On Saturday night we’ll all turn out in the square to protest. We don’t like being on the losing side, but we can certainly admire victory. Victory doesn’t just highlight the winner’s advantage, it also underscores the opponent’s weakness. We were a feeble opponent. We gave in quickly, we ran away. We left behind the emerging apartheid, and the checkpoints, and the arrests of children.

They’ll have to manage without us. We were defeated but we drew certain lessons from the experience. We learned that incitement works. We learned that three shots in the back resolve disagreements. We learned that violence pays. Not just in politics, but in the family, at work, on the road and in textbooks. We learned not to mess with the lunatics from the hilltops or their rabbis. We feared them. We were afraid, we came to terms with it and we accepted the loyalty and nation-state laws. We protested meekly and got on with our lives. Yigal Amir taught us to keep going. He is the first link in the chain.

As the poet Yitzhak Lamdan wrote: “We shall keep on in the chain/ wherever you lead, wherever you go/ onward, onward, onward/ let us not investigate, let us not ask.” Amir cleared the way for them, removed the obstacle that prevented them from going onward and onward, no questions asked.

The assassination tore the mask of a united people that we wore.

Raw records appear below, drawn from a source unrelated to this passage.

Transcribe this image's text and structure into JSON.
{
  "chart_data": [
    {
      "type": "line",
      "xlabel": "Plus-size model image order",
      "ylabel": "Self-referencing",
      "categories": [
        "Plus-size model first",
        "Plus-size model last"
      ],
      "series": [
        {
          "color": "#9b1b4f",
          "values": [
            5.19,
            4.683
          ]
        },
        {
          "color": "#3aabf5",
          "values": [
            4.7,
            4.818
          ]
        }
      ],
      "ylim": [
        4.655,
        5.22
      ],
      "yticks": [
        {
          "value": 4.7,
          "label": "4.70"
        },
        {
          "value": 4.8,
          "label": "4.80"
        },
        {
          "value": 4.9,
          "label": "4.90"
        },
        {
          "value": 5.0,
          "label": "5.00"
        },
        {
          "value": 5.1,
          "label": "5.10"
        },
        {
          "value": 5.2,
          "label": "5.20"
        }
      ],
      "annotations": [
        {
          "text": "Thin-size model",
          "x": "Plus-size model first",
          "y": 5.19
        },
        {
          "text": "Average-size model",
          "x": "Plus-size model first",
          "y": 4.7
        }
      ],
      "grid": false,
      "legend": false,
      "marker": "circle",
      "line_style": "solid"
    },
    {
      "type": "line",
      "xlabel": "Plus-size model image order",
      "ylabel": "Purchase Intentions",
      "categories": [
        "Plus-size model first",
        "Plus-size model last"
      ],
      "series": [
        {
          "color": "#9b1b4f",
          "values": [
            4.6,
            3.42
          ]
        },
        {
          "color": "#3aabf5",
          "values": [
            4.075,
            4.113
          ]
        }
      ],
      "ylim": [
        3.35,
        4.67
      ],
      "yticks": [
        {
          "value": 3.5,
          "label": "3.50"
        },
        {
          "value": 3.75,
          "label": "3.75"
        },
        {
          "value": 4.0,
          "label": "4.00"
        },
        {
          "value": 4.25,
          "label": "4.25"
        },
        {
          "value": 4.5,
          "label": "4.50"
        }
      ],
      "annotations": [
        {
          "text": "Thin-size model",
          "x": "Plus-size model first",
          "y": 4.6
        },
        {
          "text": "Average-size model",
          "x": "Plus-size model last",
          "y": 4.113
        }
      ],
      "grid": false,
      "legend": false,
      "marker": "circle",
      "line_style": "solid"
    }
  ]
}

That is not what we are. Look who received Amir’s worldview and who didn’t. Look who will be in the “unity government” and who won’t. The decent right moved to the center, the center to the left and the left has disappeared. Remember that the year after the assassination, Labor won 34 Knesset seats and Likud 32. The murder replaced disagreements with hatred. For 24 years now, we’ve been conducting a dialogue of hate. We learned that hatred is the fuel that propels the incitement and that the incitement is legitimate because it’s “freedom of expression.”

After the assassination, we learned to doubt the credibility of state institutions, we learned that everything is part of a conspiracy, including the State Prosecutor’s Office, the police and the courts. Amir the prisoner is now 49. Not the same as 25-year-old Amir the assassin, but we’re not the same anymore, either. He did not try to evade responsibility and expressed no remorse. Winners have no regrets.

We locked him up, but not his worldview. His Israel is also the Israel of Bibi and Gantz. There are no expectations of Bibi anymore, but don’t get carried away about any expectations of Gantz either. He is not Rabin, but an outgrowth of the Rabin assassination. He is a decent rightist who accepts Bibi’s outlook but not his corruption. Gantz is not Rabin. You won’t hear him singing “A Song for Peace.”